I'll never be able to drive again.
It almost makes me tear up to write that, sitting here in the lobby of the Greyhound station. I haven't written much here about my seizures. I haven't written about them as a disability, even though they clearly are disabling. I am a person who studies disabilities in great depth. It's the focus of my scholarship, and I do a fair amount of activism around it, too. So why don't I want to acknowledge my own disability?
Fear, I think. And ego. Fear because the seizures are connected to the brain tumor, and the brain tumor is connected to my mortality. Fear because I don't want them to get worse and force me to reimagine my professional and personal life. Ego because I want to be a person who drives. "I'm not the kind of person who rides a bus," my ego announces. "It's unacceptable!" I feel ashamed to be a person who has to take cabs, or ride a Greyhound. Flying is, of course, perfectly acceptable, as is taking a cab to the airport. Those things can almost be prestigious, so I have no weird feelings there. But not being able to drive to the grocery store, or the bank, or a speaking engagement a few hours away, feels shameful. It's class based, of course, and based on my desire for "independence," for the ability to control my own movements.

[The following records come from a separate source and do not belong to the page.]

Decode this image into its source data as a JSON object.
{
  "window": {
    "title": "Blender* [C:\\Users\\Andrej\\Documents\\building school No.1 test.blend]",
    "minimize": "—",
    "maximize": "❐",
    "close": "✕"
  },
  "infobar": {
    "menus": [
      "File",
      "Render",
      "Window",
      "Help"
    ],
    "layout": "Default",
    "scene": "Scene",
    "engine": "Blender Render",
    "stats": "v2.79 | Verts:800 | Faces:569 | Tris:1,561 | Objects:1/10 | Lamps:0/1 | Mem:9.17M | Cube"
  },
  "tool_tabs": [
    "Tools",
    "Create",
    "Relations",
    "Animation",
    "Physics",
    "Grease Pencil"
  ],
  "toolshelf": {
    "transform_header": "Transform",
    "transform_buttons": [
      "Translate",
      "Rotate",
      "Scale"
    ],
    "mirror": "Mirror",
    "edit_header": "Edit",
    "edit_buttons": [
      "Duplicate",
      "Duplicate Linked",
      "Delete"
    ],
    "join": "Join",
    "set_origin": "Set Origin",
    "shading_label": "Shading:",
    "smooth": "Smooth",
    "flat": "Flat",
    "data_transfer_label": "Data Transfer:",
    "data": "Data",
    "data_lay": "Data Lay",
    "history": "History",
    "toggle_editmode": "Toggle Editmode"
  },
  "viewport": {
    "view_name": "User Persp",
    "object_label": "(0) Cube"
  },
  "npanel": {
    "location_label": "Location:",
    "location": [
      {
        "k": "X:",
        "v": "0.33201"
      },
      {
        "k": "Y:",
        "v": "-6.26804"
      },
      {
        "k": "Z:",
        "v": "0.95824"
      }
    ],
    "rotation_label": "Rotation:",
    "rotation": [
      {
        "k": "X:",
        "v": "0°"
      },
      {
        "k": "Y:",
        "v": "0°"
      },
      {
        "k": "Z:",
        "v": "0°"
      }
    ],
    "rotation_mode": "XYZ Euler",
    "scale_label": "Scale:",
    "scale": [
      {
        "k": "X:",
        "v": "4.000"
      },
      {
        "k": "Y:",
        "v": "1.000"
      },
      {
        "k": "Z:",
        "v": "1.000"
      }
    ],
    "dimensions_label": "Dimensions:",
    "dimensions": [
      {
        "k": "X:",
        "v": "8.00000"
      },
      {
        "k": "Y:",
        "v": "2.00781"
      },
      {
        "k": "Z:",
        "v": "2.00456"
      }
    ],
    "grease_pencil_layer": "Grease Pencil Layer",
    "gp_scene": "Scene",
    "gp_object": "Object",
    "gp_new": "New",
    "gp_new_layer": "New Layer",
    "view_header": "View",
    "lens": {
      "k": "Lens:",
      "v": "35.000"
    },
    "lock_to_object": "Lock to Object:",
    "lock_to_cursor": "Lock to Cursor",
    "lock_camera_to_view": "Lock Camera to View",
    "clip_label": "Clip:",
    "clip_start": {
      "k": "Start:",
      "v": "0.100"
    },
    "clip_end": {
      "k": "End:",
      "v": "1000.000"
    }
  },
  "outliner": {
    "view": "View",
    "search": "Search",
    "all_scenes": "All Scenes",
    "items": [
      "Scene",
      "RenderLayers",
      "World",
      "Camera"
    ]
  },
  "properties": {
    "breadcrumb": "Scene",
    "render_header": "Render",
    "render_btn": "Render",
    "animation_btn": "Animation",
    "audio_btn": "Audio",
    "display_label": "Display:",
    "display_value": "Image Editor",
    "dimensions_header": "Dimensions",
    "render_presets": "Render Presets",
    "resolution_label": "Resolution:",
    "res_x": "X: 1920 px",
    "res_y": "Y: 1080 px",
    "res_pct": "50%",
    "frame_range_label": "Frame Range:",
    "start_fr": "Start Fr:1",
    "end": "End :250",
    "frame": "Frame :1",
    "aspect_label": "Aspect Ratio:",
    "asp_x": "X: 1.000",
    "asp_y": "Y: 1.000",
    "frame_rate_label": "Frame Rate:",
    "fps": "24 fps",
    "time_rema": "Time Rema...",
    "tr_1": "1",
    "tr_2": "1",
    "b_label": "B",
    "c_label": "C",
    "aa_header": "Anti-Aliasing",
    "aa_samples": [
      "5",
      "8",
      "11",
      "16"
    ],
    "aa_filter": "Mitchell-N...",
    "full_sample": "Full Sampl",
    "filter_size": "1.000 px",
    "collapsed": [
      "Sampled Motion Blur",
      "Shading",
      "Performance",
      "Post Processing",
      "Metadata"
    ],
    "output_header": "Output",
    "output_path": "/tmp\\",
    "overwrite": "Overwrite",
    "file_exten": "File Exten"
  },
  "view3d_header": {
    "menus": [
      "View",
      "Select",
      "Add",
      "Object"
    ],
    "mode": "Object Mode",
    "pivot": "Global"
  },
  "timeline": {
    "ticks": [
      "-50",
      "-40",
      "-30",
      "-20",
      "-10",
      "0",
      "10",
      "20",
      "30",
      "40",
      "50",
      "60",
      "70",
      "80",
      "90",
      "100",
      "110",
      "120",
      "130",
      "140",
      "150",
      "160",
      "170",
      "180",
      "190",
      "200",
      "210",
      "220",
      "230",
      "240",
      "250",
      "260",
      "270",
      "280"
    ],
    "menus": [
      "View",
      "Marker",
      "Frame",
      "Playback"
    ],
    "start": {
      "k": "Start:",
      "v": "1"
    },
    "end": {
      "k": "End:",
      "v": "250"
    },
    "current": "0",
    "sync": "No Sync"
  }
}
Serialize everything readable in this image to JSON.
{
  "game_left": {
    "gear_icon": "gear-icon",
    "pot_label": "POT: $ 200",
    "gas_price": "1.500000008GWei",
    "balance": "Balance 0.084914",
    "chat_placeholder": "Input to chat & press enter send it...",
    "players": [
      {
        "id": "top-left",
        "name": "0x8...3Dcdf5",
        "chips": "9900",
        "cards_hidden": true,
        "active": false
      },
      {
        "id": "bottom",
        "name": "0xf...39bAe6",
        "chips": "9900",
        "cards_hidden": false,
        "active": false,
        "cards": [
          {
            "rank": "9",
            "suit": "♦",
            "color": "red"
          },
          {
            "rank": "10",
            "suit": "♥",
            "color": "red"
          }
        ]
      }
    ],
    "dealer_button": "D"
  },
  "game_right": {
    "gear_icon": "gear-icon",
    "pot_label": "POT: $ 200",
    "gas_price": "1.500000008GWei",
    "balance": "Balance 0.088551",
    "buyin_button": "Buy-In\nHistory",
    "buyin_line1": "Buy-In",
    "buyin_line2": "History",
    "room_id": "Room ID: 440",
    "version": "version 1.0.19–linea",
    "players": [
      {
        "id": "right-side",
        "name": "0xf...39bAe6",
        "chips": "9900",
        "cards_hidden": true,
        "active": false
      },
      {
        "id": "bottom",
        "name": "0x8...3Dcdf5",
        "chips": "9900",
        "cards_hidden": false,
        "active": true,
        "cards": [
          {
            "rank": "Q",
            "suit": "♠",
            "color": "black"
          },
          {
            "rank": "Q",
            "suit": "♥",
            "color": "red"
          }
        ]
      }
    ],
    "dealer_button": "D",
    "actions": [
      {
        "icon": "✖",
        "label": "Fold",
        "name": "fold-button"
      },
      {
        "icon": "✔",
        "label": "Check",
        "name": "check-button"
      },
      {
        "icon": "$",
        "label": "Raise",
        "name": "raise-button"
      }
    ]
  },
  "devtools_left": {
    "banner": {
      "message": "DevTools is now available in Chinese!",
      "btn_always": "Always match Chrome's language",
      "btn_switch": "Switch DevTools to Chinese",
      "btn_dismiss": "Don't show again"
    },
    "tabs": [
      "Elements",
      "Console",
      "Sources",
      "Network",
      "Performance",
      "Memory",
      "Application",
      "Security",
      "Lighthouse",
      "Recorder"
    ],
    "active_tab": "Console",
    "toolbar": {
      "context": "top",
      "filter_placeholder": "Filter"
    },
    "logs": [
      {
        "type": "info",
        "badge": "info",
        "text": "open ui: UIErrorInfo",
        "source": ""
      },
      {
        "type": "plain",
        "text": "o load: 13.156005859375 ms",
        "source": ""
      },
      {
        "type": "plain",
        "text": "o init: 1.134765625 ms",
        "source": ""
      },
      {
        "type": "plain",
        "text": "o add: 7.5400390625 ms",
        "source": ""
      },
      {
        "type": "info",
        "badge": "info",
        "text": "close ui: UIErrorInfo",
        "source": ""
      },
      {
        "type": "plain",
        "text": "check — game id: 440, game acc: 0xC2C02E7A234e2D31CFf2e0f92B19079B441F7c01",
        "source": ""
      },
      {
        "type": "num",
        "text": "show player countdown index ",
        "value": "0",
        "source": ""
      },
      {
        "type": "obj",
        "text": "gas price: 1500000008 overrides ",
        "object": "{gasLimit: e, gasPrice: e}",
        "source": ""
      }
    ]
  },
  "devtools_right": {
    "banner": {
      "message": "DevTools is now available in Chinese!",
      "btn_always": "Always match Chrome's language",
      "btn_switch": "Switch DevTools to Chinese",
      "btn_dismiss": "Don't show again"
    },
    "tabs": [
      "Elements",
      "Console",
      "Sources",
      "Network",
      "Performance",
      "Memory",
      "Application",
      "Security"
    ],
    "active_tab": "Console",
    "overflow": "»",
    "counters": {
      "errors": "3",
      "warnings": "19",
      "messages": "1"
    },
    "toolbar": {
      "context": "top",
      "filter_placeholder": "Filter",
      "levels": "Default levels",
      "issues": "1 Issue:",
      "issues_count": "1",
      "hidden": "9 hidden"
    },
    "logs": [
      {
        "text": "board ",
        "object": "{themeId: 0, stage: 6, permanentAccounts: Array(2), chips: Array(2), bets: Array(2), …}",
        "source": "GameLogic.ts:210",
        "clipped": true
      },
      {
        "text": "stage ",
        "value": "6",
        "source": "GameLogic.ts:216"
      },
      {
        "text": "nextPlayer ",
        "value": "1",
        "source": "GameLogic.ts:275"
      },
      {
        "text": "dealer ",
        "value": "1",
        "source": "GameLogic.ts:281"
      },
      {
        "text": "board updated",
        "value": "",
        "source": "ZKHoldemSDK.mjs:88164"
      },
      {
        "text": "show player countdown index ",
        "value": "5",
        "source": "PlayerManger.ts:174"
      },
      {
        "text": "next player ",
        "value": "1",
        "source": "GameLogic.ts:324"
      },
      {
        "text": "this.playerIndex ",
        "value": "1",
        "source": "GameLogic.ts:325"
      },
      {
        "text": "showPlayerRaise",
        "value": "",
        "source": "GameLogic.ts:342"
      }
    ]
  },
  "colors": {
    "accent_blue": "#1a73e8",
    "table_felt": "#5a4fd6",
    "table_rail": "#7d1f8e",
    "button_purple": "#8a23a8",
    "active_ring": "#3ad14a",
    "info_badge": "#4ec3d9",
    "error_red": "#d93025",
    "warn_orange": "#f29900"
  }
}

I get that this is troubling, irrational, contradictory to some of my deeply held beliefs about accessibility, identity, and human value.
I get it. I'm not defending this!
But I'm feeling it. And now I'm writing about it. First time, right? Here I am, feminist disability studies scholar, discussing my own disability. Discussing my fucked up conflicts, conflicts I'm going to need to address.
I guess now that I've launched into this, you might hear more about it.